Wednesday, January 6, 2010

French Beer

One of my favorite (non-beer) sayings is, "The French Impressionists were very talented at a technique known as French Impressionism." It is always fun to poke fun at the French. They are a people that are acutely proud of their culture and products - but for some reason they also make an easy target. I suppose one could also say, "French Brewers are the best in the world at brewing French beer." Obviously the French are much better known for their wine and cheese than beer, but they do make some good beer. And, as a beer lover, if you are interested in seeking out a French specialty, I recommend you take an atlas to the liquor store with you. France is located squarely in the wine belt, but its northern border with Belgium is an area of transition into the beer belt. In my experience, the further north the brewery (the closer to Belgium), the better the beer.

Surely some of that beer brewing brilliance from one of the world's greatest brewing countries spills over the border into northern France. This is somewhat ironic since over the centuries the Belgians have borrowed techniques from the French, which has led to some of worlds greatest beers brewed by them. The art of barrel aging and blending their beers were no doubt influenced by their southern wine-making neighbors. And many Belgian beers have characteristics closer to wine than beer - for example being dry and sour instead of malty and bitter. Belgium is at a crossroads between Germany, France and England, and their "anything goes" creativity is a product of local expertise and borrowed practices.

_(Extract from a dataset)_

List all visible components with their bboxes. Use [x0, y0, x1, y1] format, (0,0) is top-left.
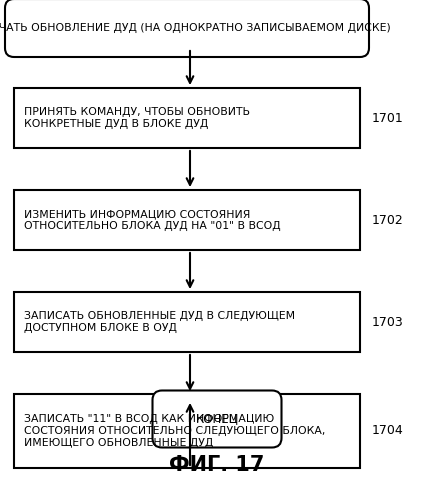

There is one broad beer category that straddles the border between Belgium and France called "Belgian and French Ales." This category includes the similar styles of Saison, Farmhouse Ale, and Bière de Garde. (Note however, it is always risky to try and categorize any beer from Belgium or its border regions.) Last weekend I had a excellent example of such a beer from this category - Brasserie St. Germain's Page 24 Noel from Aix-Noulette, France. Aix-Noulette is located in French Flanders just south of the western (a Flemish) portion of Belgium. French Flanders was originally part of the Courtship of Flanders in southern Netherlands. Over the years borders have changed, Belgium was created, and most of Flanders is now in Belgium while the southern section was ceded to France along the way. And unlike the Flanders region in Belgium, the inhabitants of French Flanders now speak, almost exclusively, French instead of Flemish.

Page 24 Noel is a 6.9% abv beer that falls into the Bière de Garde category. (The name means "keeping beer" - a beer usually intended to be cellared/matured) I was extremely impressed by this example of the style. It pours a copper color with a solid head and has an aromatic bouquet. Its flavor is well balanced with earthy, spicy, and fruity notes that transition into a mildly phenolic finish. All in all a balanced beer with great character. Brilliant!

The Page 24 Noel I drank was packaged in a ceramic swing-top bomber and came compliments of my beer of the month club. ( This beer may be hard to find in the U.S., but if you can get your hands on one, it is one great example of a wonderful French beer.